There are a number of wonderful side characters as well; all of them are well-filled out and interesting to read about. The description in the book was magfinificant; you can almost taste the salty air and smell the island while you are reading this book. There is tension and danger throughout the story; you never know when one of the water horses is going to kill someone or wander into the village from the sea.
The only thing that bothered me a bit was the pacing. Steifvater always paces her books the same way; they start very slow and then the action is packed into the last couple pages of the book. So, as in the Shiver series, a lot of time is spent following Sean and Puck around in their day-to-day activities.
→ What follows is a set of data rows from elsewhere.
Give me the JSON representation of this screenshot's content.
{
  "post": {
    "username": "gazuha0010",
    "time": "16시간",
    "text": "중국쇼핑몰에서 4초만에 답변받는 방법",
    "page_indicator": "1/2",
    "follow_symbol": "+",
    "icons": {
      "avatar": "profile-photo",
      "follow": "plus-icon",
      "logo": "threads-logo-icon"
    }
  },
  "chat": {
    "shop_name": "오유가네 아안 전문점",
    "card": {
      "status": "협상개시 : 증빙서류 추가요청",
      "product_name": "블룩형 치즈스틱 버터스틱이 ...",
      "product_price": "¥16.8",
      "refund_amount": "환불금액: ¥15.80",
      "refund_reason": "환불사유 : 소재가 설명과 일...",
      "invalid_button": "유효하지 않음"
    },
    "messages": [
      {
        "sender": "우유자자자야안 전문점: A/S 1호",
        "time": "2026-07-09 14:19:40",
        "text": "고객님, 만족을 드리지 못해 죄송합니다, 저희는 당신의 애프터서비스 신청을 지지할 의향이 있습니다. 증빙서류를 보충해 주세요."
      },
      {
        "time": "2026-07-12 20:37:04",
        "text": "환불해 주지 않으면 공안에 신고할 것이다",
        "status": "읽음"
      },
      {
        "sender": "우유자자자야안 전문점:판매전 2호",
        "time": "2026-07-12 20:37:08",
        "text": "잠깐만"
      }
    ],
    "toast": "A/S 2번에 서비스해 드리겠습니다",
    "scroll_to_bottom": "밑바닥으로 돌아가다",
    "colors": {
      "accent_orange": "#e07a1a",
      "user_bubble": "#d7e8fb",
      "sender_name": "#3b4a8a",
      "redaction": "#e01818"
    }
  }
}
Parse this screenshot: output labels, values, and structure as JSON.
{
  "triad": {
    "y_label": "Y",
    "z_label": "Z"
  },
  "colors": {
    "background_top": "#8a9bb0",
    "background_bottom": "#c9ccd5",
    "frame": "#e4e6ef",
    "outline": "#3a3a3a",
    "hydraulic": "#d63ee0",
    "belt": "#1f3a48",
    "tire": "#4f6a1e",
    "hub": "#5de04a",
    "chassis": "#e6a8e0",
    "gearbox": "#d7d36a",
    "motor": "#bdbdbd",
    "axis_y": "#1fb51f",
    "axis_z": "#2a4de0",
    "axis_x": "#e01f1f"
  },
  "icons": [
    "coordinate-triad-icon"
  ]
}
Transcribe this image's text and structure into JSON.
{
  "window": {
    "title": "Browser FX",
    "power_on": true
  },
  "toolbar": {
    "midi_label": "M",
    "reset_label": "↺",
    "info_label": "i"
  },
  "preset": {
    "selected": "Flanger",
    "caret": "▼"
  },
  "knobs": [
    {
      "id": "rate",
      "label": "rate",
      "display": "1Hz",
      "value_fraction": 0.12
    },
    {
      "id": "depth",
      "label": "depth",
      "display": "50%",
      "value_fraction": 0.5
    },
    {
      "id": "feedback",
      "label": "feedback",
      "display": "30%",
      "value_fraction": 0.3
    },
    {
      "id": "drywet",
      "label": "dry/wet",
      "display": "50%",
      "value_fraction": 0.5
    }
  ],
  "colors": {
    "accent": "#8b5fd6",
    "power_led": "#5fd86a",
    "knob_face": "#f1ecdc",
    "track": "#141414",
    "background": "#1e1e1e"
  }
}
We watch Sean train horses and watch Puck train with her pony on the beach. While there is some good in this very slow and deliberate building of tension, I also found it a bit frustrating. The race doesn’t happen until the very end of the book and then all of the action is packed into the last few pages. I am kind of learning to just expect this from Steifvater since it just seems to be part of her style.
Despite the inconsistent pacing, the book remains engaging. Issues such as whether or not Puck will get to race, whether or no Sean will get to own his own horse, and (of course) who will win the Scorpio Races propel the story forward. The water horses are explained fairly well, but there is always a bit of mystery to them. The book ends well, but is wrapped quickly and a bit abruptly.
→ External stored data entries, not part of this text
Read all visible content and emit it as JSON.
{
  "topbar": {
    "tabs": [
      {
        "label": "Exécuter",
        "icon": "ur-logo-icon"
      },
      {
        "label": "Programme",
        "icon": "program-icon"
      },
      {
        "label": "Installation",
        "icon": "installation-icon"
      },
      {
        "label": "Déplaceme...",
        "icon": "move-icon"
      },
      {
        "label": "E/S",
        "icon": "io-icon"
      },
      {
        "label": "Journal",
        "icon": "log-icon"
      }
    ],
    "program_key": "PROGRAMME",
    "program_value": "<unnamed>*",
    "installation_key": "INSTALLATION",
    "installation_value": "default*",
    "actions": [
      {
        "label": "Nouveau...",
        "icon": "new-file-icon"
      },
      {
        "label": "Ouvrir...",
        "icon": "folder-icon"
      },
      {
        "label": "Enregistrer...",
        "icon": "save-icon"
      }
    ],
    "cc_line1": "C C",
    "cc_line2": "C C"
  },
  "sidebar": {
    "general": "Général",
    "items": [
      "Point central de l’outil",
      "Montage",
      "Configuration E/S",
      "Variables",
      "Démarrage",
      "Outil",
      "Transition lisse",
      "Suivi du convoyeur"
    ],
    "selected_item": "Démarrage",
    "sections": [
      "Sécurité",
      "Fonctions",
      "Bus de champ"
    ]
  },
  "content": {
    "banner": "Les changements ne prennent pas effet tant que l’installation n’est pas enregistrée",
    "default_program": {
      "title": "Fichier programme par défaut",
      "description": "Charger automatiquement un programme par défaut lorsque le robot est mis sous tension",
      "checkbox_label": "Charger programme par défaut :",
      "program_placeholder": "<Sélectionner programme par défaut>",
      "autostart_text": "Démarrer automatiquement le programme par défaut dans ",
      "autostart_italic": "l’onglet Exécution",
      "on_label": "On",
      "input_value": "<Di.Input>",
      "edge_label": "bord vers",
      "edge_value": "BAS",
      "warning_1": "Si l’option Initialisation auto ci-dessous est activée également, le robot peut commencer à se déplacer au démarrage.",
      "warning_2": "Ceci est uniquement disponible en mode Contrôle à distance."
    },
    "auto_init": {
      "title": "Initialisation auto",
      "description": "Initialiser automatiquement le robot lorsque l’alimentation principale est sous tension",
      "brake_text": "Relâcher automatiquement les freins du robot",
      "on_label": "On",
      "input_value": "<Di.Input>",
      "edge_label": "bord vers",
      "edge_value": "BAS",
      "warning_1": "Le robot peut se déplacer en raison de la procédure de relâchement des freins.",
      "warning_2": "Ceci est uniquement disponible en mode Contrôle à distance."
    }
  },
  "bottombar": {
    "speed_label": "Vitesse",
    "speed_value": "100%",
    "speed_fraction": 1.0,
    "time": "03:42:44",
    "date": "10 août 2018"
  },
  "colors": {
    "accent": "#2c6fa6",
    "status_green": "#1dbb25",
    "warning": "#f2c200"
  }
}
Overall I really enjoyed this story, even better than Steifvater’s Shiver series. This story has more world building, more of a fantasy/mythology undertone to it, and complex characters that have very real issues and concerns. I loved the way the whole island’s existence is focused around the deadly water horses. As with Steifvater’s other books the story unravels slowly and in the beginning a lot of time is spent just detailing the characters day to day lives; things do get more exciting during the last few pages. Steifvater does an excellent job with describing the island and the scenes; it was easy to imagine standing on the shore and seeing what these characters were seeing. Highly recommended for middle grade readers and older who love fantasy and/or mythology; just be prepared to be patient and savor the story as it unfolds.